As Cory Doctorow, Mr. Enshittification, himself, said of this effort:

If there's a way to use Bluesky without locking myself to the platform, I will join the party there in a hot second. And if there's a way to join the Bluesky party from the Fediverse, then goddamn I will party my ass off.

Back to my personal interest here, I began using the rallying cry of Free Our Feeds! in a blog post on 2/11/21 (the earliest use of that phrase I could find on Google), and then used the hashtag #FreeOurFeeds on Twitter on 2/13/21, apparently the first use of that hashtag.
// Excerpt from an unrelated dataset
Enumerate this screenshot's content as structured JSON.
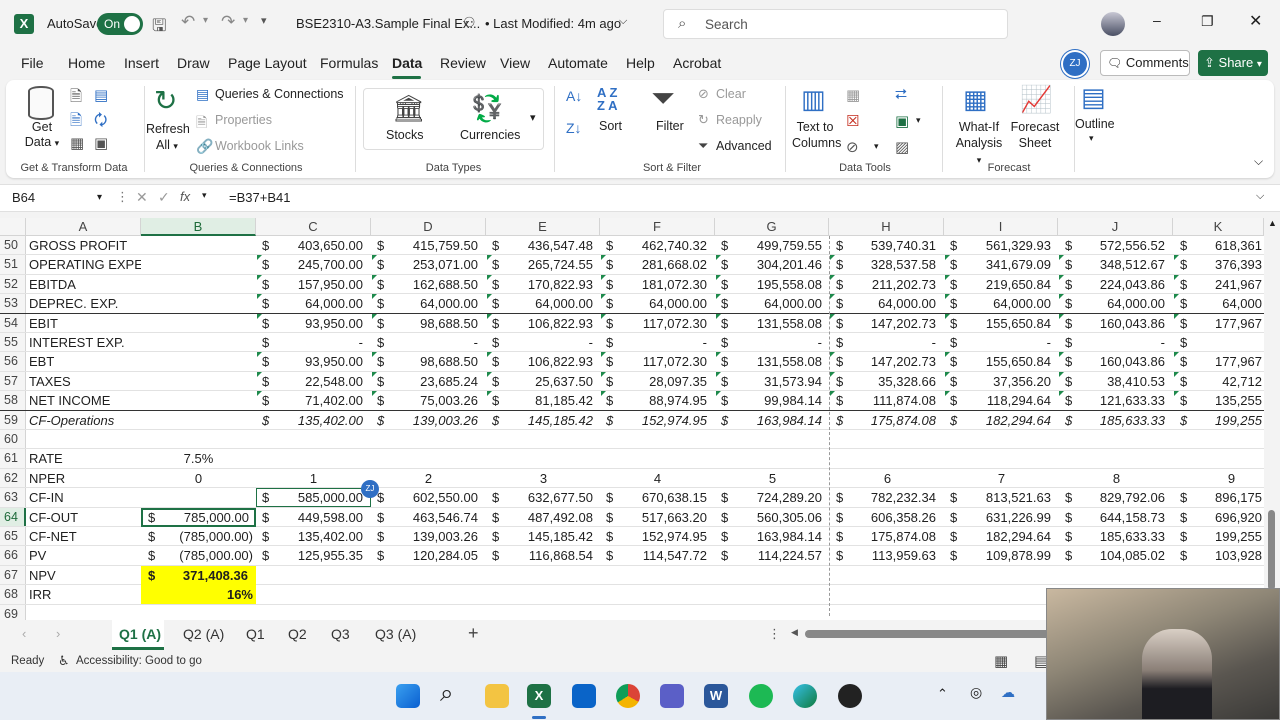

I continued using this hashtag often on Twitter, and featured a fuller treatment of the concept in a 4/22/21 article in Tech Policy Press that included the diagram here. 

Of course 2021 was not very long ago, and many people had already become advocates for algorithmic choice. But I also take pride in being perhaps the longest-serving advocate for these ideas.

The hope is that Bluesky Social PBC and Free Our Feeds Foundation can catalyze a vibrant open ecosystem -- to create a new infrastructure for social media that lets a thousand flowers bloom -- and can grow and evolve over many sociotechnical generations.